I did eventually find the instructions by (ironically) asking Gemini Pro, which provided the convenient 27 step process for signing up to three different services in a chain before you can do anything. Oh, and if any of them trigger any kind of heuristic, again, you get a hand in face telling you firmly and not-so-politely to take a hike.
PS: Azure's whatever-it-is-called-today is just as bad if not worse. We have a corporate account and can't access GPT 5 because... I dunno. We just can't. Not worthy enough for access to Sam Altman's baby, apparently.
Passing along this feedback to the CLI team, no clue why this would be the case.
Excuse me? If you mean AI Studio, are you talking about the product where you can’t even switch which logged in account you’re using without agreeing to its terms under whatever random account it selected, where the ability to turn off training on your data does not obviously exist, and where it’s extremely unclear how an organization is supposed to pay for it?

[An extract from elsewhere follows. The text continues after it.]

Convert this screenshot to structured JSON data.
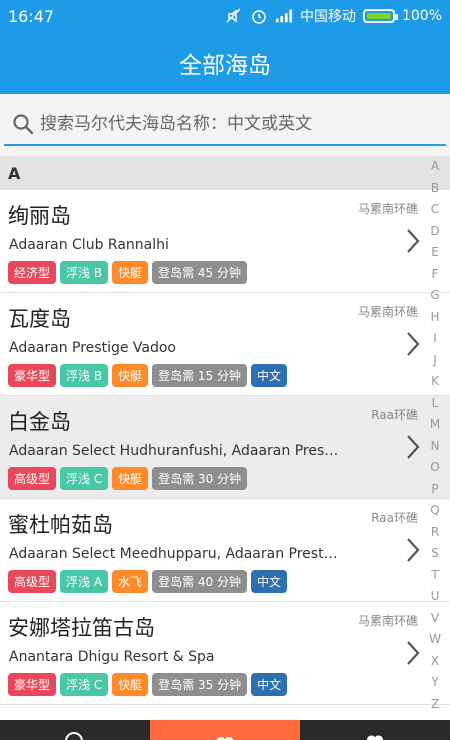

Like the OP others I didn't use the API for gemini and it was not obvious how to do that -- that said it's not cost effective to develop without a Sub vs on API pay-as-you-go, so i do no know why you would? Sure you need API for any applications with built-in LLM features, but not for developing in the LLM assisted CLI tools.
I think the issue with cli tools for many is you need to be competent with cli like a an actual nix user not Mac first user etc. Personally I have over 30 years of daily shell use and a sysadmin and developer. I started with korn and csh and then every one you can think of since.
For me any sort of a GUI slows me down so much it's not feasible. To say nothing of the physical aliments associated with excessive mousing.
Having put approaching thousands of hours working with LLM coding tools so far, for me claude-code is the best, gemini is very close and might have a better interface, and codex is unusable and fights me the whole time.
Paying is hard. And it is confusing how to set it up: you have to create a Vertex billing account and go through a cumbersome process to then connect your AIStudio to it and bring over a "project" which then disconnects all the time and which you have to re-select to use Nano Banana Pro or Gemini 3. It's a very bad process.
It's easy to miss this because they are very generous with the free tier, but Gemini 3 is not free.
I often see coworkers offload their work of critical thinking to an AI to give them answers instead doing the grunt work nessecary to find their answers on their own.
I assume it has something to do with the underlying constraint grammar/token masks becoming too long/taking too long to compute. But as end users we have no way of figuring out what the actual limits are.
OpenAI has more generous limits on the schemas and clearer docs. https://platform.openai.com/docs/guides/structured-outputs#s....
You guys closed this issue for no reason: https://github.com/googleapis/python-genai/issues/660
Other than that, good work! I love how fast the Gemini models are. The current API is significantly less of a shitshow compared to last year with property ordering etc.